Approximately 7% of Juneau residents — or roughly 2,200 people — receive SNAP benefits, in the form of a debit card used at grocery stores. It’s loaded with the monthly allowance on the first of each month. Without a resolution to the Congressional budget standoff, that won’t happen on the first of November.
Because the allowance is so small, many if not most SNAP recipients use all of their allowance up each month. Local food pantries are overwhelmed on the distribution day right before the end of month, because people have simply run out of food. People are using the last of October’s allocation right now.
This terrifying hit to food security comes at a time of unprecedented need. Demand for food at the Southeast Alaska Food Bank has almost doubled in the last year, with record participation numbers at food banks broken week over week.
Yet food banks don’t even begin to cover the need for food in our community and across the country. It is estimated that SNAP provides eight to nine times more assistance with food than food banks and food pantries. If the program is cut off in a week, there is physically no way that our food assistance networks in Juneau and Southeast Alaska can cover the need.
What can be done? First and foremost, the decision-makers — in this case Sens. Dan Sullivan and Lisa Murkowski and Rep. Nick Begich — need to put people first. Hunger in our country is present for many reasons and it won’t serve us to get into those reasons now. When people are hungry, they need food, not policy. The policy needs to be fixed, but the food must be provided first.
So, yes, we’re tired of hearing this, but we need to appeal to our Congressional delegation. We need to tell them the real stories, of an elderly Alaskan relying on $8 a day for her food security, and then losing that.
SNAP recipients are hidden in plain sight in our communities. They are our friends and neighbors and relatives. Because of the prevalence of poverty-shaming in our culture, though, we often don’t know who needs or uses these benefits.

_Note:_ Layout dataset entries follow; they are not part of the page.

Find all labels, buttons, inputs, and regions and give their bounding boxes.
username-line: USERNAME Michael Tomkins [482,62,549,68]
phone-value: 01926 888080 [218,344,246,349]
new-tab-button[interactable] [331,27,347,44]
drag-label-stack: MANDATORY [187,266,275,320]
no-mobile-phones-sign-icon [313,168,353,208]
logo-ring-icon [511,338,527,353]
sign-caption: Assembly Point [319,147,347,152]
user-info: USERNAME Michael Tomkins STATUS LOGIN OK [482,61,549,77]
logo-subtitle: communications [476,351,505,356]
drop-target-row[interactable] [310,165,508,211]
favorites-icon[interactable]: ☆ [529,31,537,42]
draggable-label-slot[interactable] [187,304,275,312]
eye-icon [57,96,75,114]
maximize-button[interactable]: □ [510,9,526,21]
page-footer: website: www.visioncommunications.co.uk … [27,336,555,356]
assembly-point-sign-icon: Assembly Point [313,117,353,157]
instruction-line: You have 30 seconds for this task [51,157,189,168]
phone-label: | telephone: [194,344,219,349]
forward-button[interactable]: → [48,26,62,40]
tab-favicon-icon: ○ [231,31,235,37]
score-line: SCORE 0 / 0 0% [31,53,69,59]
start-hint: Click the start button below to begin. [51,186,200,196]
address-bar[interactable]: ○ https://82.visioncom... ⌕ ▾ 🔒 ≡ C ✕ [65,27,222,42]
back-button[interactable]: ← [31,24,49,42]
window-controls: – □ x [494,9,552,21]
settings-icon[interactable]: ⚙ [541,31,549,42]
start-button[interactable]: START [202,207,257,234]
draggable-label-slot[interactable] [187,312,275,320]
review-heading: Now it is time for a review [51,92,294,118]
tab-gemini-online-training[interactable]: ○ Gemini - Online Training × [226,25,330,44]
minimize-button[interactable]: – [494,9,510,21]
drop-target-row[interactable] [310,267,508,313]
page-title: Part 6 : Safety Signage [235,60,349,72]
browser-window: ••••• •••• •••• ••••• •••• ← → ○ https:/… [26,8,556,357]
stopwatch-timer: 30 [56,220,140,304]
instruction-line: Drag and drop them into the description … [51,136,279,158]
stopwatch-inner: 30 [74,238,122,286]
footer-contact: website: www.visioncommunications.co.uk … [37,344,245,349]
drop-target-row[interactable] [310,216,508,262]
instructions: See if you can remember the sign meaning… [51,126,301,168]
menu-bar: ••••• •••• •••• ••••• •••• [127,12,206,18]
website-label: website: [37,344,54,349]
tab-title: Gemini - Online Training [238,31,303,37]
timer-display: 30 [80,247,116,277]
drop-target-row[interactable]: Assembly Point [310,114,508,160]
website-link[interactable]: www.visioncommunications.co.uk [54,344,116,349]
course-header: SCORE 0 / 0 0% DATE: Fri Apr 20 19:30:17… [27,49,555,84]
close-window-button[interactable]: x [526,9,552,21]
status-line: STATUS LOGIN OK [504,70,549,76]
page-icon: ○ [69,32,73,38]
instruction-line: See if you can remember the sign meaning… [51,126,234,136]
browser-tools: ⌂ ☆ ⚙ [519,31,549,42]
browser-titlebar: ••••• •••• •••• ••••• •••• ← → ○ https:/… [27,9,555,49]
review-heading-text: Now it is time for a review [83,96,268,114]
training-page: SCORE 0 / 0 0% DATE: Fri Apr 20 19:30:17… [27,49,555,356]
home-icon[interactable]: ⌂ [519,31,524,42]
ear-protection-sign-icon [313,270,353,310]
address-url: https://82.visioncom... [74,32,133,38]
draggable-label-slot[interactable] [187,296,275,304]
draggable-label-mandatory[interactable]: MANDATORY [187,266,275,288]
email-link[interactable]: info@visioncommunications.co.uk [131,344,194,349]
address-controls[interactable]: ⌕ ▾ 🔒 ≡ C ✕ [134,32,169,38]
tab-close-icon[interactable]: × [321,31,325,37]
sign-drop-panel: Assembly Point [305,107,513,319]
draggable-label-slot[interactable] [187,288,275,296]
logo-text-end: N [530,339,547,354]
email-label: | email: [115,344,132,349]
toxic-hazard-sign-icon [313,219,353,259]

We don’t know of their struggles getting by month by month, week by week.
We do know people and groups and organizations that provide food, though. If you are a member of a church or synagogue with a pantry, you can donate your time and your money and food to your pantry. It is needed right now. If you don’t know how to help, ask. If there is a church on the list of food pantries, but you don’t go to church, please show up anyway and help. Kindness knows no denominations.
We all can drop off food or money to pantries or to the Southeast Alaska Food Bank at the end of Crazy Horse Drive. Pantries in Juneau are listed at https://www.seafb.org/schedules/.
If you need food, please find a pantry or food bank with a schedule that works for you. Please apply for SNAP if you don’t yet receive it, even now in this time of uncertainty. A resource guide is available at the same website.
Our food system in Alaska is a fragile one. Our food distribution system for those in need is peopled with amazing and dedicated volunteers and a very small staff, but it too is a fragile and cobbled-together social support system. That’s on all of us to solve in the long term, but right here, right now, let’s feed people.
Footnote: I visited the Food Bank twice while working on this column. On my second visit, I gave a ride to a man carrying a heavy grocery bag back along Crazy Horse Drive. He was walking back to his small apartment at St. Vincent de Paul behind the Nugget Mall. We learned that we’d gone to Auke Bay School at the same time, possibly separated by one grade. I asked him if he knew of the impending SNAP shutdown and he said he did. I asked what he thought of it and he said, “It’s devastating.” I asked what he would do if SNAP didn’t come through and he was speechless, finally saying, “One day at a time, one day at a time.”
We went to school together. There but for the grace of God go I.
• Michelle Bonnet Hale’s roots go deep in Juneau and Southeast Alaska. She and her partner share their household with various relatives and three dogs. She served for six years on the Juneau Assembly.